Johannesburg. 19 November 2015. The Minister of Small Business Development, Ms Lindiwe Zulu, along with the South African Breweries (SAB) and the Agricultural Research Council (ARC), will partner in a R20-million investment initiative to fast track the inclusion of black emerging women farmers into the formal economy. This will be achieved by supporting the development of emerging women-owned enterprises into sustainable entities that will supply SAB.
Called “Women in Maize”, the initiative will support women farmers with, amongst others, access to finance, technical expertise support, capacity building, business training and mentorship, and access to markets.
Through the Department of Small of Business Development (DSBD), the Small Enterprise Finance Agency (SEFA) and Small Enterprise Development Agency (SEDA) will also play a crucial role in strengthening the support provided to the farmers through additional financing and cooperative business skills training.
The initiative forms part of SAB’s long standing Go Farming programme which is designed to address the many challenges encountered by emerging farmers.
“Women in Maize" takes a holistic approach to afford maize farming women-owned cooperatives the opportunity to access several support structures which will strengthen their capability as sustainable, reliable and competitive agricultural enterprises able to be integrated in the brewer’s supply chain.
The first phase of the initiative will target around 100 emerging farmers in Gauteng, North West, Mpumalanga and KwaZulu Natal and their selection to participate in the programme will be based on various criteria including size of land, unrestricted access to land and its farming history, as well as the investment readiness of the enterprise. The planting of the yellow maize cultivars, will take place during November 2015. The project is estimated to deliver 16 000 tons of yellow maize that SAB will purchase from the farmers through appointed agencies.

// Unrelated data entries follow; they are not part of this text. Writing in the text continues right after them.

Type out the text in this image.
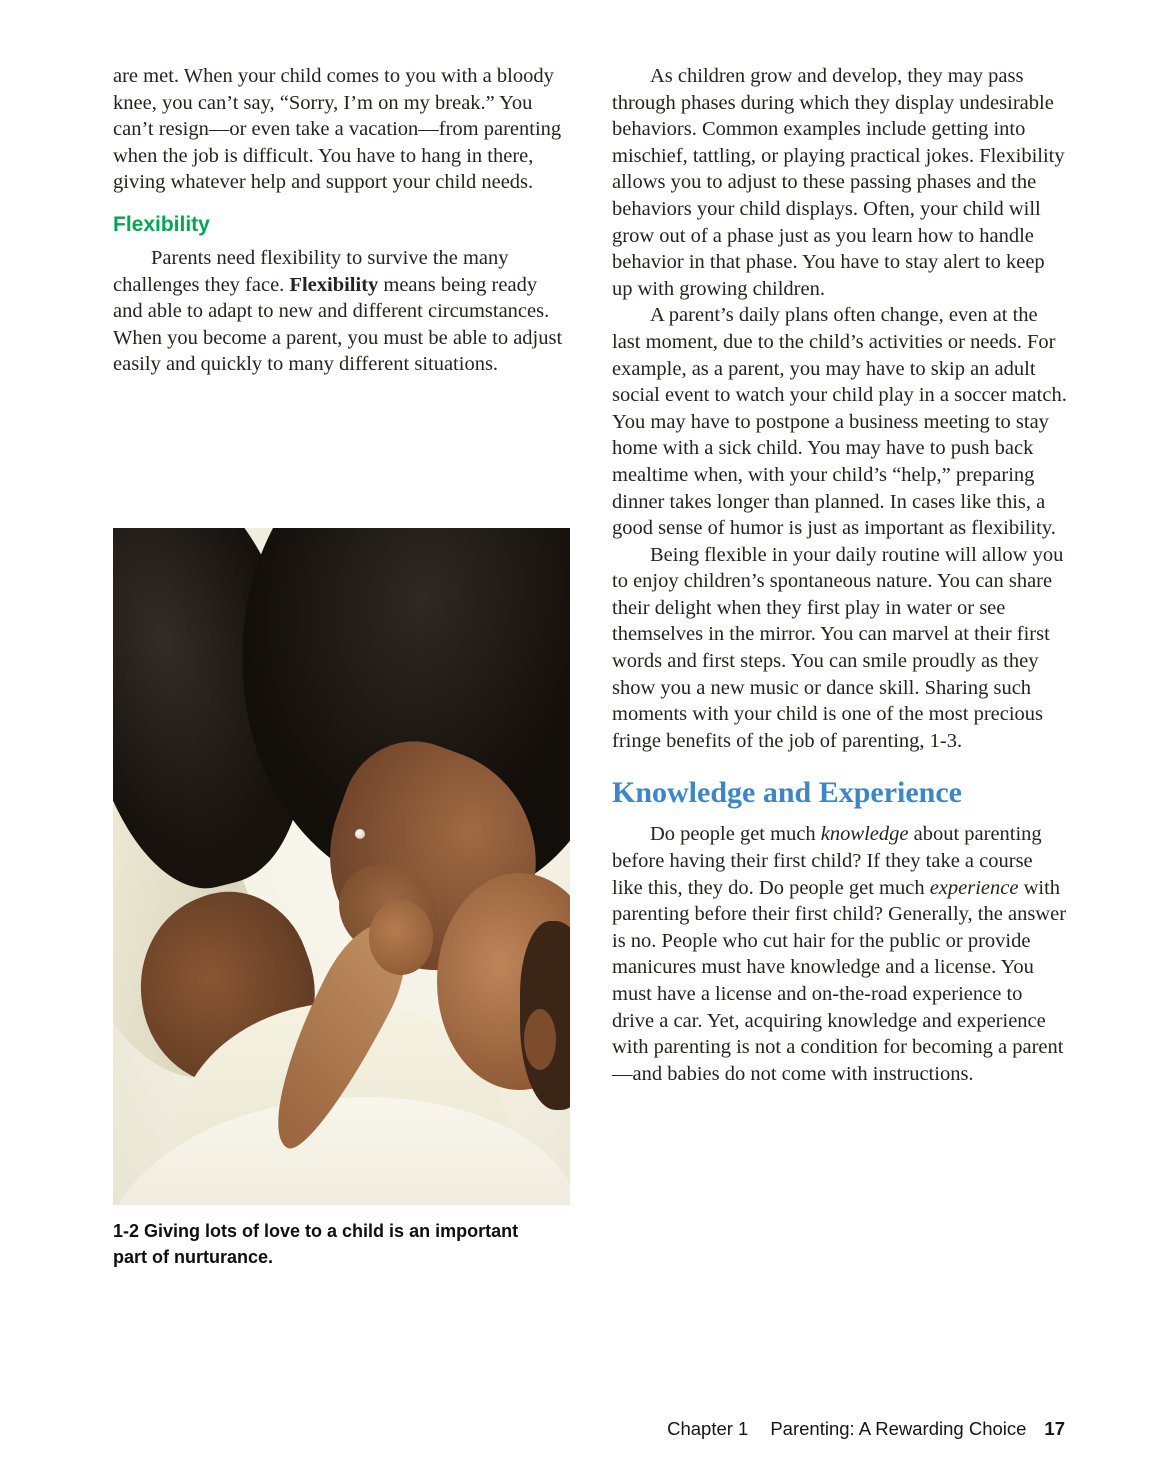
are met. When your child comes to you with a bloody knee, you can’t say, “Sorry, I’m on my break.” You can’t resign—or even take a vacation—from parenting when the job is difficult. You have to hang in there, giving whatever help and support your child needs.

Flexibility

Parents need flexibility to survive the many challenges they face. Flexibility means being ready and able to adapt to new and different circumstances. When you become a parent, you must be able to adjust easily and quickly to many different situations.

1-2 Giving lots of love to a child is an important part of nurturance.

As children grow and develop, they may pass through phases during which they display undesirable behaviors. Common examples include getting into mischief, tattling, or playing practical jokes. Flexibility allows you to adjust to these passing phases and the behaviors your child displays. Often, your child will grow out of a phase just as you learn how to handle behavior in that phase. You have to stay alert to keep up with growing children.

A parent’s daily plans often change, even at the last moment, due to the child’s activities or needs. For example, as a parent, you may have to skip an adult social event to watch your child play in a soccer match. You may have to postpone a business meeting to stay home with a sick child. You may have to push back mealtime when, with your child’s “help,” preparing dinner takes longer than planned. In cases like this, a good sense of humor is just as important as flexibility.

Being flexible in your daily routine will allow you to enjoy children’s spontaneous nature. You can share their delight when they first play in water or see themselves in the mirror. You can marvel at their first words and first steps. You can smile proudly as they show you a new music or dance skill. Sharing such moments with your child is one of the most precious fringe benefits of the job of parenting, 1-3.

Knowledge and Experience

Do people get much knowledge about parenting before having their first child? If they take a course like this, they do. Do people get much experience with parenting before their first child? Generally, the answer is no. People who cut hair for the public or provide manicures must have knowledge and a license. You must have a license and on-the-road experience to drive a car. Yet, acquiring knowledge and experience with parenting is not a condition for becoming a parent—and babies do not come with instructions.

Chapter 1 Parenting: A Rewarding Choice 17
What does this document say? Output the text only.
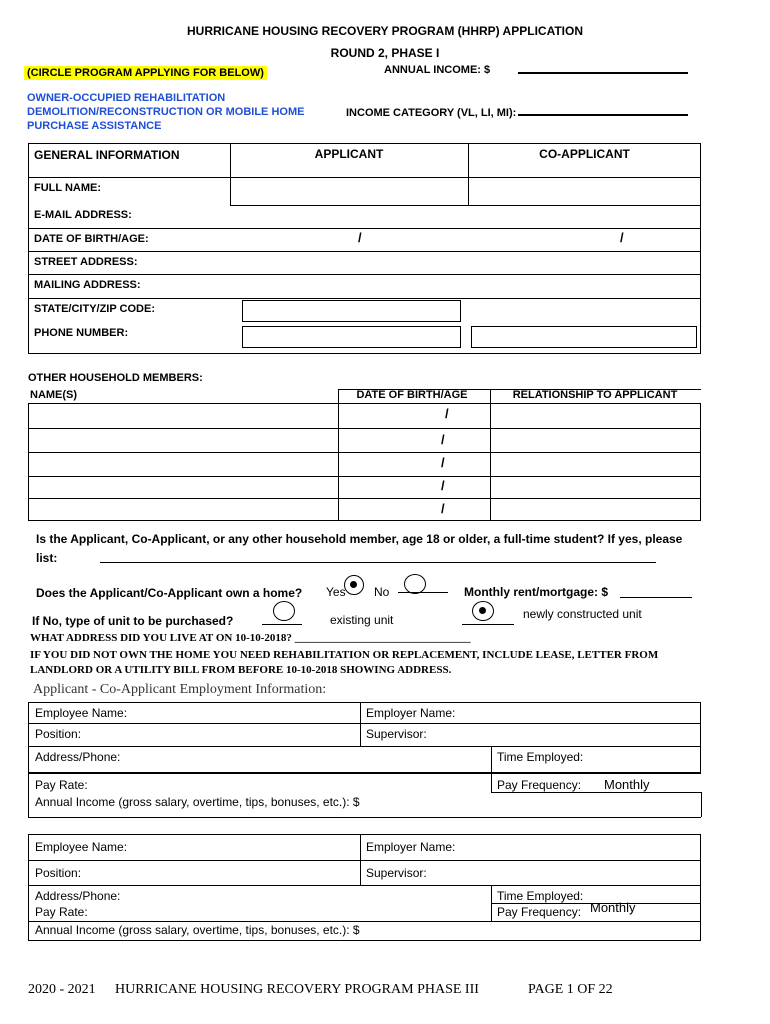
HURRICANE HOUSING RECOVERY PROGRAM (HHRP) APPLICATION
ROUND 2, PHASE I
(CIRCLE PROGRAM APPLYING FOR BELOW)	ANNUAL INCOME: $
OWNER-OCCUPIED REHABILITATION
DEMOLITION/RECONSTRUCTION OR MOBILE HOME
PURCHASE ASSISTANCE
INCOME CATEGORY (VL, LI, MI):
GENERAL INFORMATION	APPLICANT	CO-APPLICANT
FULL NAME:
E-MAIL ADDRESS:
DATE OF BIRTH/AGE:	/	/
STREET ADDRESS:
MAILING ADDRESS:
STATE/CITY/ZIP CODE:
PHONE NUMBER:
OTHER HOUSEHOLD MEMBERS:
NAME(S)	DATE OF BIRTH/AGE	RELATIONSHIP TO APPLICANT
/
/
/
/
/
Is the Applicant, Co-Applicant, or any other household member, age 18 or older, a full-time student? If yes, please list:
Does the Applicant/Co-Applicant own a home? Yes No	Monthly rent/mortgage: $
If No, type of unit to be purchased?	existing unit	newly constructed unit
WHAT ADDRESS DID YOU LIVE AT ON 10-10-2018? ________________________________
IF YOU DID NOT OWN THE HOME YOU NEED REHABILITATION OR REPLACEMENT, INCLUDE LEASE, LETTER FROM LANDLORD OR A UTILITY BILL FROM BEFORE 10-10-2018 SHOWING ADDRESS.
Applicant - Co-Applicant Employment Information:
Employee Name:	Employer Name:
Position:	Supervisor:
Address/Phone:	Time Employed:
Pay Rate:	Pay Frequency: Monthly
Annual Income (gross salary, overtime, tips, bonuses, etc.): $
Employee Name:	Employer Name:
Position:	Supervisor:
Address/Phone:	Time Employed:
Pay Rate:	Pay Frequency: Monthly
Annual Income (gross salary, overtime, tips, bonuses, etc.): $
2020 - 2021 HURRICANE HOUSING RECOVERY PROGRAM PHASE III	PAGE 1 OF 22
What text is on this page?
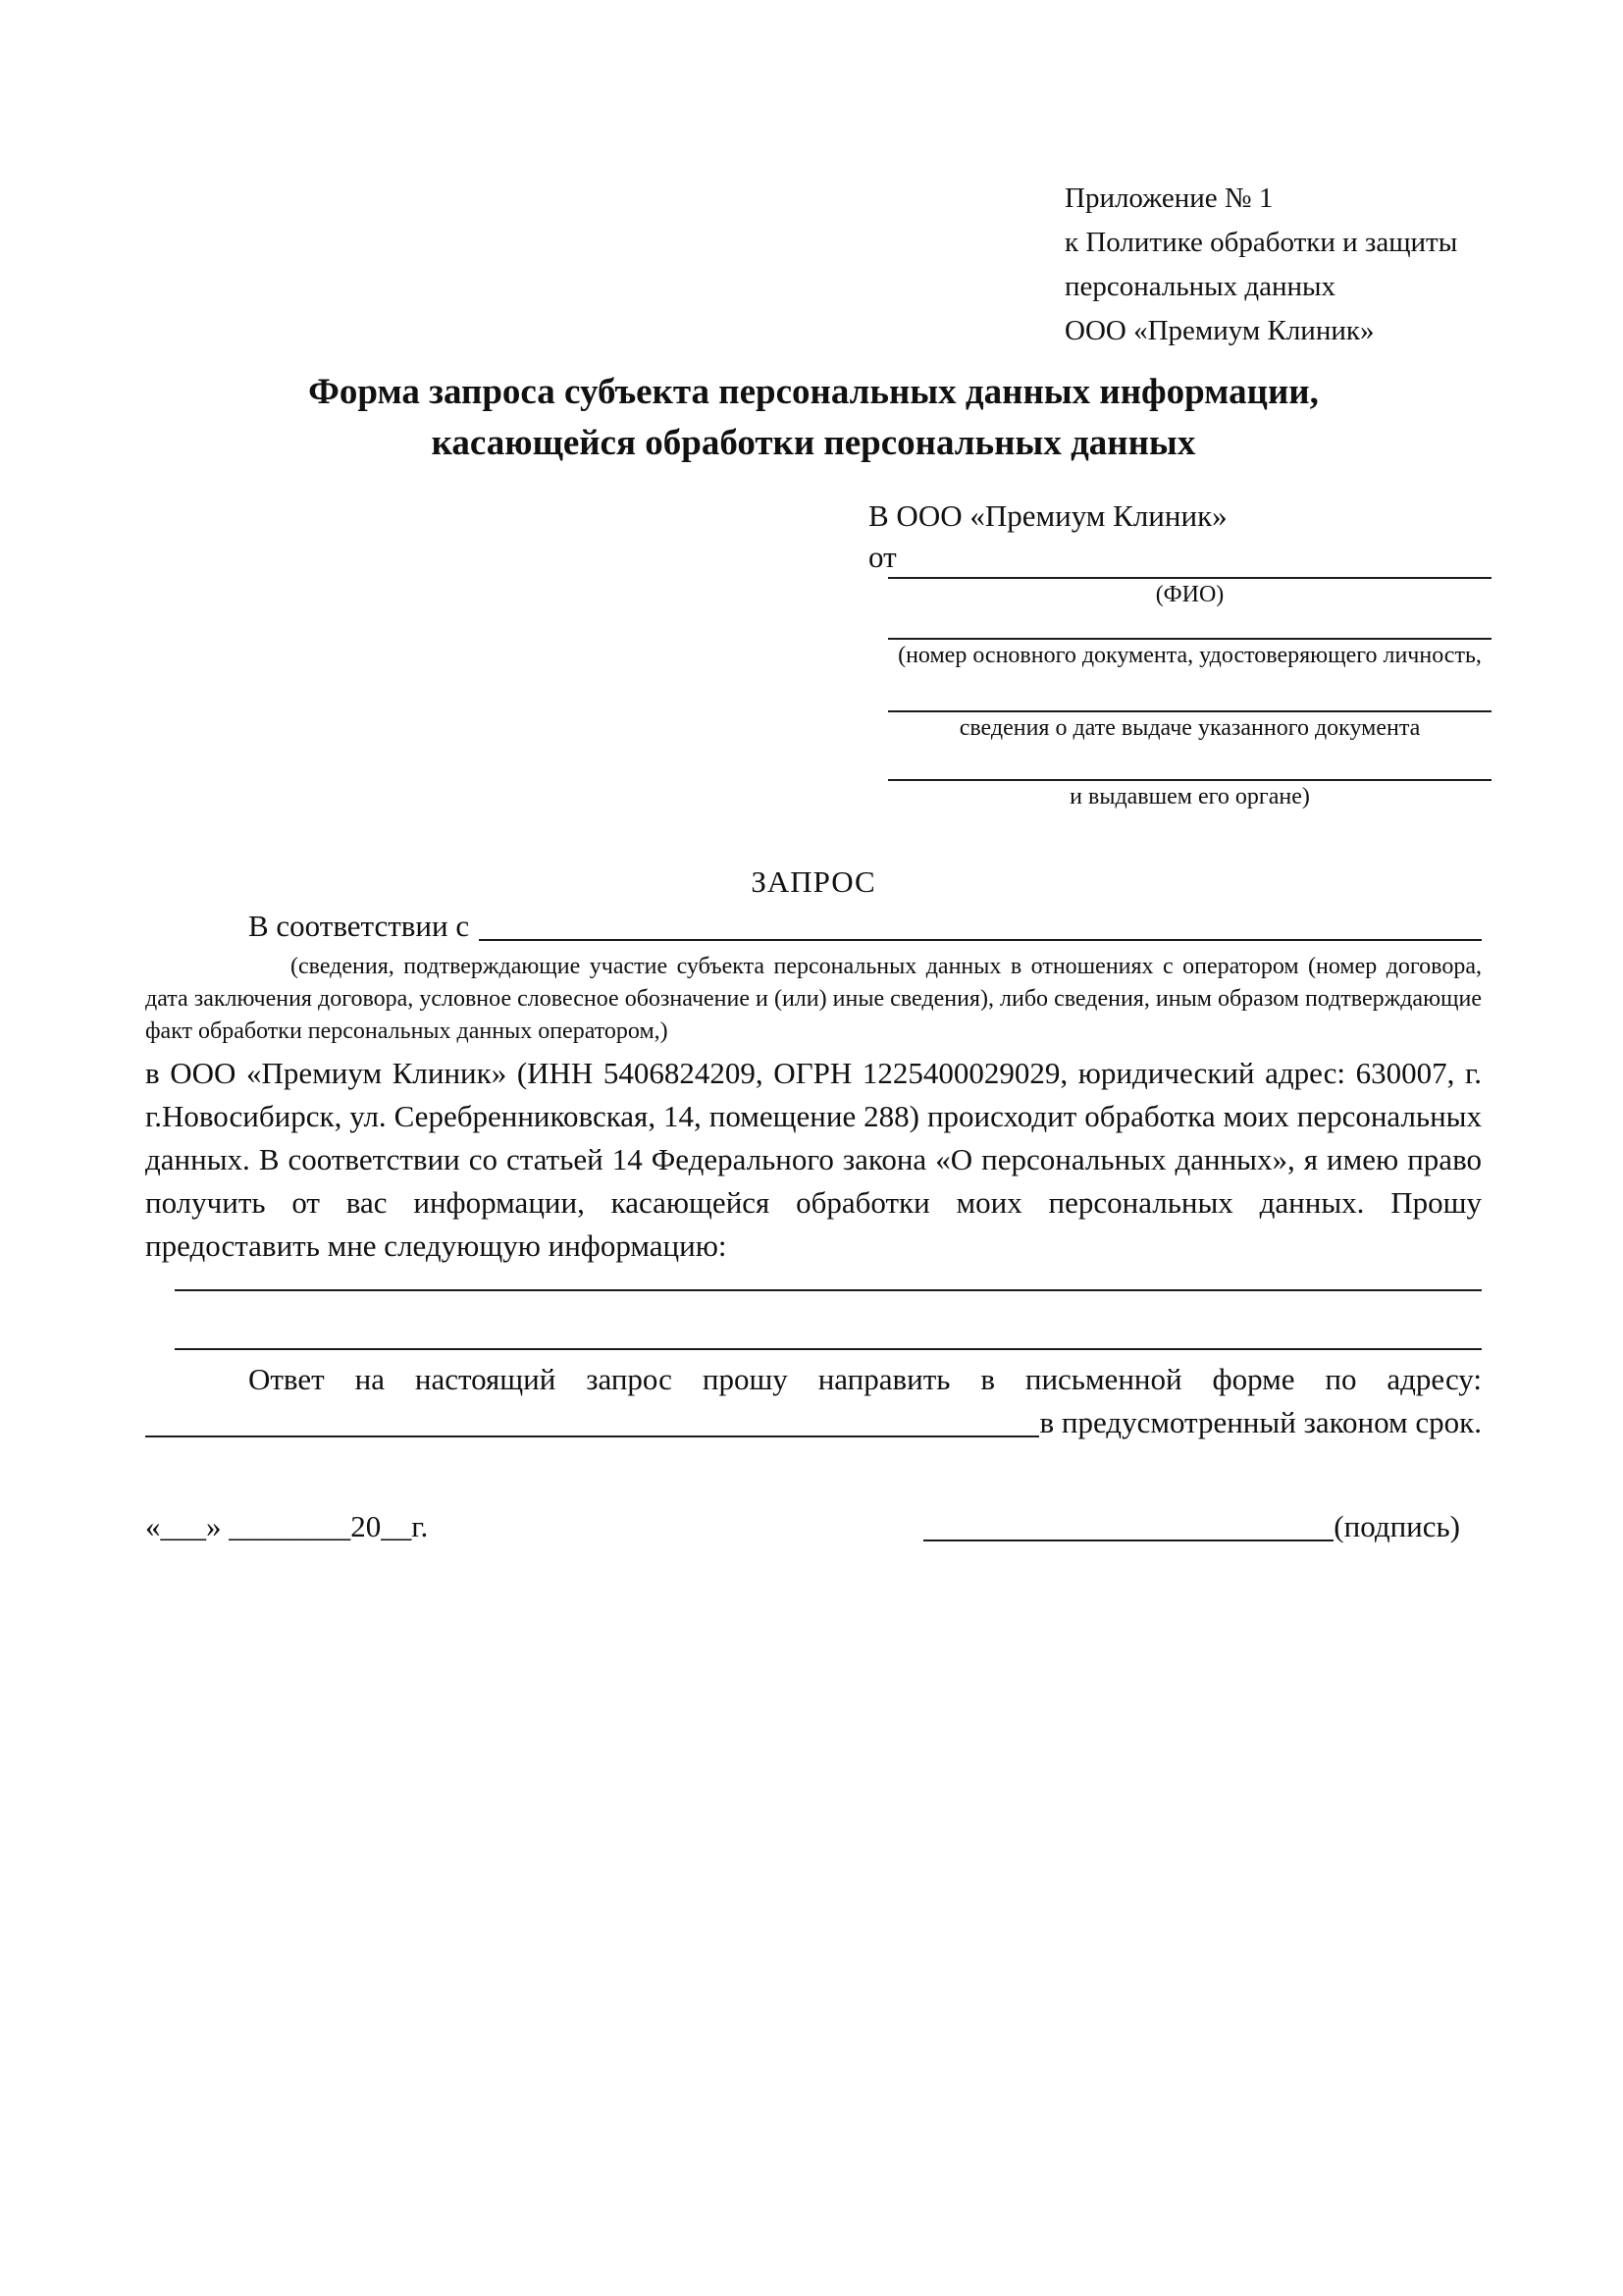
Приложение № 1
к Политике обработки и защиты
персональных данных
ООО «Премиум Клиник»
Форма запроса субъекта персональных данных информации,
касающейся обработки персональных данных
В ООО «Премиум Клиник»
от
(ФИО)
(номер основного документа, удостоверяющего личность,
сведения о дате выдаче указанного документа
и выдавшем его органе)
ЗАПРОС
В соответствии с
(сведения, подтверждающие участие субъекта персональных данных в отношениях с оператором (номер договора, дата заключения договора, условное словесное обозначение и (или) иные сведения), либо сведения, иным образом подтверждающие факт обработки персональных данных оператором,)
в ООО «Премиум Клиник» (ИНН 5406824209, ОГРН 1225400029029, юридический адрес: 630007, г. г.Новосибирск, ул. Серебренниковская, 14, помещение 288) происходит обработка моих персональных данных. В соответствии со статьей 14 Федерального закона «О персональных данных», я имею право получить от вас информации, касающейся обработки моих персональных данных. Прошу предоставить мне следующую информацию:
Ответ на настоящий запрос прошу направить в письменной форме по адресу:
в предусмотренный законом срок.
«___» ________20__г.	(подпись)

“This is just one of the ways in which SAB is strengthening its response to government’s call for big business to take responsibility and a leadership role in the creation of sustainable jobs, particularly in the agriculture sector, as a means of effectively addressing the increasing challenge of unemployment across South Africa and building the country’s economy, ” says Monwabisi Fandeso, SAB Executive Director Corporate Affairs and Transformation.
One of the objectives of the country’s National Development Plan is to encourage the growth of the rural economy and the creation of at least one-million jobs in agriculture, identified as instrumental to achieving this goal.
“We continue to call on corporate companies who understand their role in the reconstruction and development of our country to play their part in growing and strengthening small business and co-operatives. I wish to commend SAB for their contribution and hope other corporate players will emulate this noble example, ” says Minister Zulu.
SAB has designed several initiatives, including Women in Maize, to contribute towards the objective of job creation.
These initiatives form part of SAB’s strategic sustainable development framework, Prosper, introduced in late 2014. Prosper takes a targeted approach towards building strong South African communities and highlights tangible targets to be achieved by the company over the next five years in the areas of responsible alcohol consumption, securing water resources, reducing waste and carbon emissions, supporting small enterprises, including emerging farmers, and the support of responsible and sustainable land use for brewing crops.